In our review, we found that 11 patients had a visit with LLUMC 30 days before their hospitalization, where they presented with GI symptoms potentially associated with CDI. Most of the encounters were non-emergent telephone appointments. Of these 11 patients, seven (64%) identified as REM, and six out of 7 patients (86%) had an overall composite HV score, and HV scores in each subtheme. Notably, five of the six highly vulnerable REM individuals (83%) were diagnosed with severe CDI, and one individual (17%) was diagnosed with fulminant CDI. This highlights a potential opportunity for improved screening for early CDI identification.
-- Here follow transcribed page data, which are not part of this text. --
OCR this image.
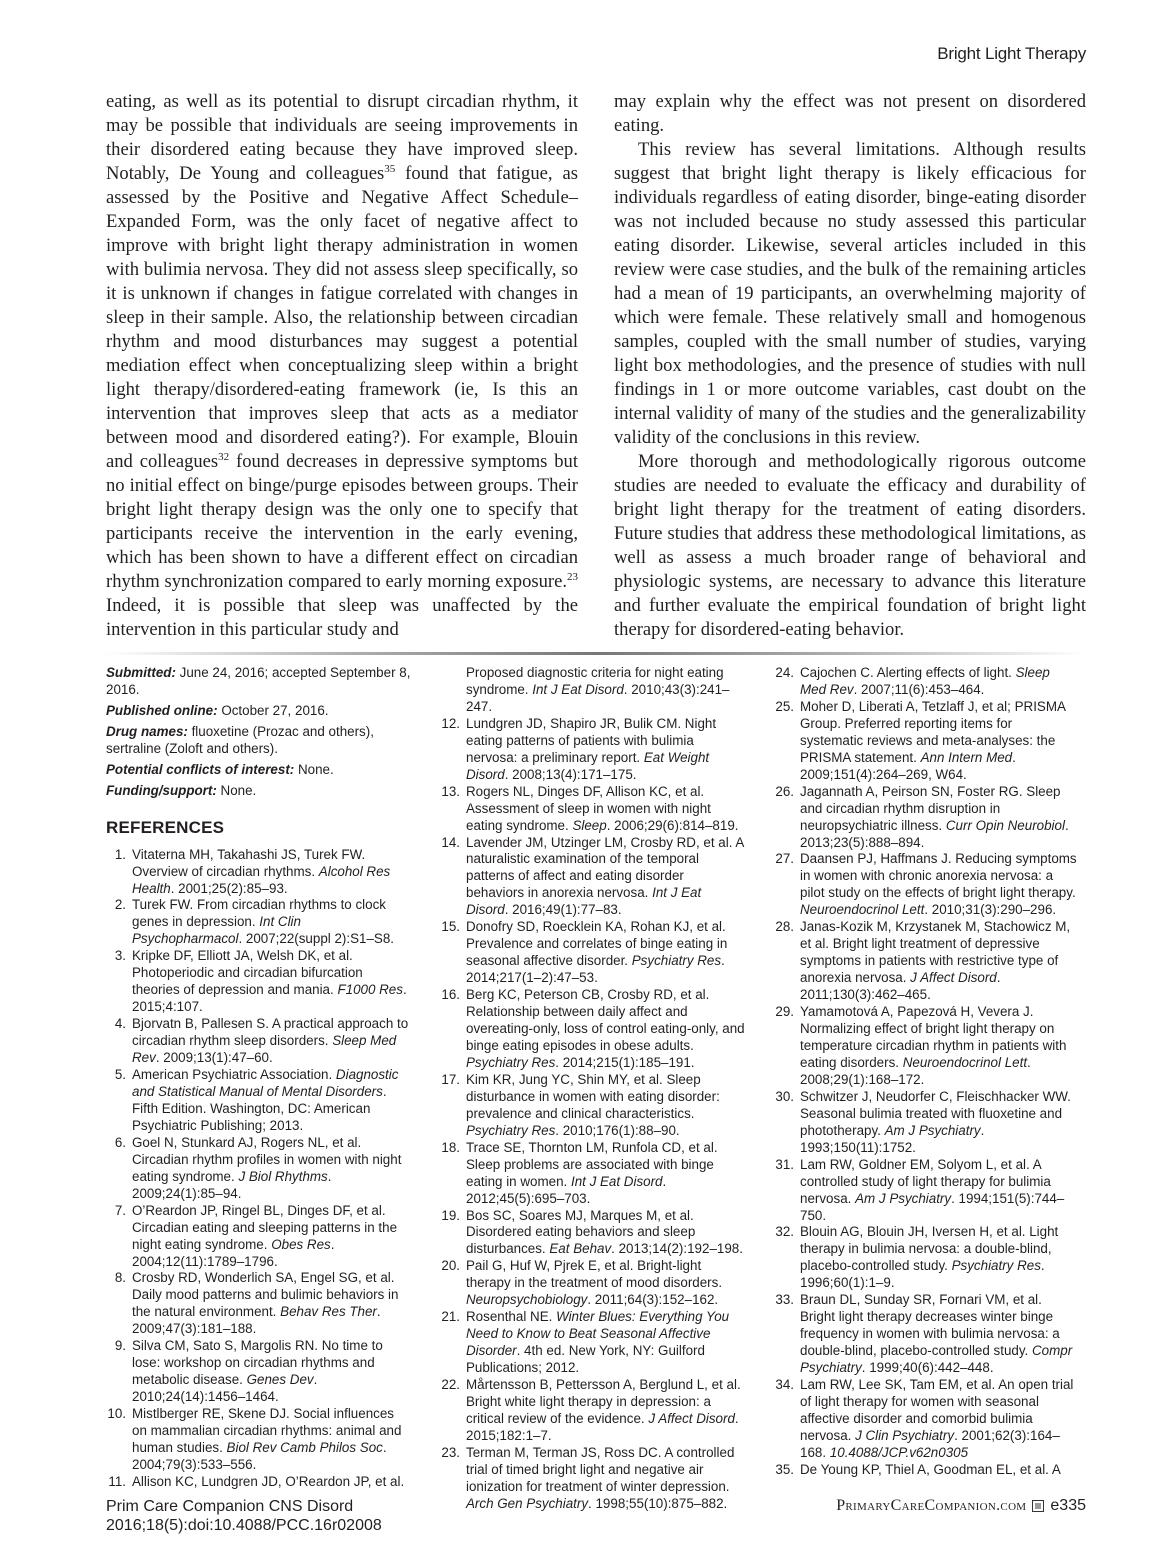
Bright Light Therapy

eating, as well as its potential to disrupt circadian rhythm, it may be possible that individuals are seeing improvements in their disordered eating because they have improved sleep. Notably, De Young and colleagues$^{35}$ found that fatigue, as assessed by the Positive and Negative Affect Schedule–Expanded Form, was the only facet of negative affect to improve with bright light therapy administration in women with bulimia nervosa. They did not assess sleep specifically, so it is unknown if changes in fatigue correlated with changes in sleep in their sample. Also, the relationship between circadian rhythm and mood disturbances may suggest a potential mediation effect when conceptualizing sleep within a bright light therapy/disordered-eating framework (ie, Is this an intervention that improves sleep that acts as a mediator between mood and disordered eating?). For example, Blouin and colleagues$^{32}$ found decreases in depressive symptoms but no initial effect on binge/purge episodes between groups. Their bright light therapy design was the only one to specify that participants receive the intervention in the early evening, which has been shown to have a different effect on circadian rhythm synchronization compared to early morning exposure.$^{23}$ Indeed, it is possible that sleep was unaffected by the intervention in this particular study and

may explain why the effect was not present on disordered eating.

This review has several limitations. Although results suggest that bright light therapy is likely efficacious for individuals regardless of eating disorder, binge-eating disorder was not included because no study assessed this particular eating disorder. Likewise, several articles included in this review were case studies, and the bulk of the remaining articles had a mean of 19 participants, an overwhelming majority of which were female. These relatively small and homogenous samples, coupled with the small number of studies, varying light box methodologies, and the presence of studies with null findings in 1 or more outcome variables, cast doubt on the internal validity of many of the studies and the generalizability validity of the conclusions in this review.

More thorough and methodologically rigorous outcome studies are needed to evaluate the efficacy and durability of bright light therapy for the treatment of eating disorders. Future studies that address these methodological limitations, as well as assess a much broader range of behavioral and physiologic systems, are necessary to advance this literature and further evaluate the empirical foundation of bright light therapy for disordered-eating behavior.

Submitted: June 24, 2016; accepted September 8, 2016.

Published online: October 27, 2016.

Drug names: fluoxetine (Prozac and others), sertraline (Zoloft and others).

Potential conflicts of interest: None.

Funding/support: None.

REFERENCES

1. Vitaterna MH, Takahashi JS, Turek FW. Overview of circadian rhythms. Alcohol Res Health. 2001;25(2):85–93.

2. Turek FW. From circadian rhythms to clock genes in depression. Int Clin Psychopharmacol. 2007;22(suppl 2):S1–S8.

3. Kripke DF, Elliott JA, Welsh DK, et al. Photoperiodic and circadian bifurcation theories of depression and mania. F1000 Res. 2015;4:107.

4. Bjorvatn B, Pallesen S. A practical approach to circadian rhythm sleep disorders. Sleep Med Rev. 2009;13(1):47–60.

5. American Psychiatric Association. Diagnostic and Statistical Manual of Mental Disorders. Fifth Edition. Washington, DC: American Psychiatric Publishing; 2013.

6. Goel N, Stunkard AJ, Rogers NL, et al. Circadian rhythm profiles in women with night eating syndrome. J Biol Rhythms. 2009;24(1):85–94.

7. O’Reardon JP, Ringel BL, Dinges DF, et al. Circadian eating and sleeping patterns in the night eating syndrome. Obes Res. 2004;12(11):1789–1796.

8. Crosby RD, Wonderlich SA, Engel SG, et al. Daily mood patterns and bulimic behaviors in the natural environment. Behav Res Ther. 2009;47(3):181–188.

9. Silva CM, Sato S, Margolis RN. No time to lose: workshop on circadian rhythms and metabolic disease. Genes Dev. 2010;24(14):1456–1464.

10. Mistlberger RE, Skene DJ. Social influences on mammalian circadian rhythms: animal and human studies. Biol Rev Camb Philos Soc. 2004;79(3):533–556.

11. Allison KC, Lundgren JD, O’Reardon JP, et al.

Proposed diagnostic criteria for night eating syndrome. Int J Eat Disord. 2010;43(3):241–247.

12. Lundgren JD, Shapiro JR, Bulik CM. Night eating patterns of patients with bulimia nervosa: a preliminary report. Eat Weight Disord. 2008;13(4):171–175.

13. Rogers NL, Dinges DF, Allison KC, et al. Assessment of sleep in women with night eating syndrome. Sleep. 2006;29(6):814–819.

14. Lavender JM, Utzinger LM, Crosby RD, et al. A naturalistic examination of the temporal patterns of affect and eating disorder behaviors in anorexia nervosa. Int J Eat Disord. 2016;49(1):77–83.

15. Donofry SD, Roecklein KA, Rohan KJ, et al. Prevalence and correlates of binge eating in seasonal affective disorder. Psychiatry Res. 2014;217(1–2):47–53.

16. Berg KC, Peterson CB, Crosby RD, et al. Relationship between daily affect and overeating-only, loss of control eating-only, and binge eating episodes in obese adults. Psychiatry Res. 2014;215(1):185–191.

17. Kim KR, Jung YC, Shin MY, et al. Sleep disturbance in women with eating disorder: prevalence and clinical characteristics. Psychiatry Res. 2010;176(1):88–90.

18. Trace SE, Thornton LM, Runfola CD, et al. Sleep problems are associated with binge eating in women. Int J Eat Disord. 2012;45(5):695–703.

19. Bos SC, Soares MJ, Marques M, et al. Disordered eating behaviors and sleep disturbances. Eat Behav. 2013;14(2):192–198.

20. Pail G, Huf W, Pjrek E, et al. Bright-light therapy in the treatment of mood disorders. Neuropsychobiology. 2011;64(3):152–162.

21. Rosenthal NE. Winter Blues: Everything You Need to Know to Beat Seasonal Affective Disorder. 4th ed. New York, NY: Guilford Publications; 2012.

22. Mårtensson B, Pettersson A, Berglund L, et al. Bright white light therapy in depression: a critical review of the evidence. J Affect Disord. 2015;182:1–7.

23. Terman M, Terman JS, Ross DC. A controlled trial of timed bright light and negative air ionization for treatment of winter depression. Arch Gen Psychiatry. 1998;55(10):875–882.

24. Cajochen C. Alerting effects of light. Sleep Med Rev. 2007;11(6):453–464.

25. Moher D, Liberati A, Tetzlaff J, et al; PRISMA Group. Preferred reporting items for systematic reviews and meta-analyses: the PRISMA statement. Ann Intern Med. 2009;151(4):264–269, W64.

26. Jagannath A, Peirson SN, Foster RG. Sleep and circadian rhythm disruption in neuropsychiatric illness. Curr Opin Neurobiol. 2013;23(5):888–894.

27. Daansen PJ, Haffmans J. Reducing symptoms in women with chronic anorexia nervosa: a pilot study on the effects of bright light therapy. Neuroendocrinol Lett. 2010;31(3):290–296.

28. Janas-Kozik M, Krzystanek M, Stachowicz M, et al. Bright light treatment of depressive symptoms in patients with restrictive type of anorexia nervosa. J Affect Disord. 2011;130(3):462–465.

29. Yamamotová A, Papezová H, Vevera J. Normalizing effect of bright light therapy on temperature circadian rhythm in patients with eating disorders. Neuroendocrinol Lett. 2008;29(1):168–172.

30. Schwitzer J, Neudorfer C, Fleischhacker WW. Seasonal bulimia treated with fluoxetine and phototherapy. Am J Psychiatry. 1993;150(11):1752.

31. Lam RW, Goldner EM, Solyom L, et al. A controlled study of light therapy for bulimia nervosa. Am J Psychiatry. 1994;151(5):744–750.

32. Blouin AG, Blouin JH, Iversen H, et al. Light therapy in bulimia nervosa: a double-blind, placebo-controlled study. Psychiatry Res. 1996;60(1):1–9.

33. Braun DL, Sunday SR, Fornari VM, et al. Bright light therapy decreases winter binge frequency in women with bulimia nervosa: a double-blind, placebo-controlled study. Compr Psychiatry. 1999;40(6):442–448.

34. Lam RW, Lee SK, Tam EM, et al. An open trial of light therapy for women with seasonal affective disorder and comorbid bulimia nervosa. J Clin Psychiatry. 2001;62(3):164–168. 10.4088/JCP.v62n0305

35. De Young KP, Thiel A, Goodman EL, et al. A

Prim Care Companion CNS Disord
2016;18(5):doi:10.4088/PCC.16r02008
PrimaryCareCompanion.com e335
Therefore, we concluded that improving screening practices during remote consultations by incorporating targeted diagnostic questions—especially for REM individuals who live in highly vulnerable communities—could enhance early detection of CDI. Ultimately, this early detection may help prevent severe or fulminant disease presentations. However, due to the small sample size, further investigation is needed to assess the impact of such interventions on patient outcomes.
The CDC SVI is an important tool for measuring social risk factors. When incorporated into research that assesses clinical outcomes, it can provide insights into the economic and environmental factors contributing to disparities in healthcare-associated infections among different racial and ethnic minoritized groups. Previous studies have indicated that a high composite vulnerability score, or elevated scores in the socioeconomic subtheme, are positively correlated with racial and ethnic inequities. Reference Rha, See and Dunham8,Reference Brown, Henderson, Ruegsegger, Moody and van Duin9 Our analysis suggests that a more detailed approach—calculating scores for each subtheme rather than relying solely on composite scores or just the socioeconomic subtheme—may reveal additional insights into health disparities. We encourage future researchers to thoroughly examine the impact of social factors on infectious disease outcomes and to develop effective interventions to address these inequities.
Acknowledgments
We acknowledge Drs. Anna Zhou PharmD, BCIDP, and Timothy Afable PharmD for contributing to the data collection for this study. We also acknowledge Dr. Silvinia Cuizon PhD, MSN, RN Director of the LLUMC Healthcare Equity Committee for her collaboration in identifying optimal areas for intervention.
Financial support
No funding was received for the work done in this study.
Competing interests
JAM has served on advisory boards and received honorariums from Shionogi, GSK, Pfizer, and CSL Seqirus. JAM receives support from the Eunice Kennedy Shriver National Institute of Child Health & Human Development (NICHD) of the National Institutes of Health (NIH) under Award Number K12HD113189. KKT has no relevant conflicts to report.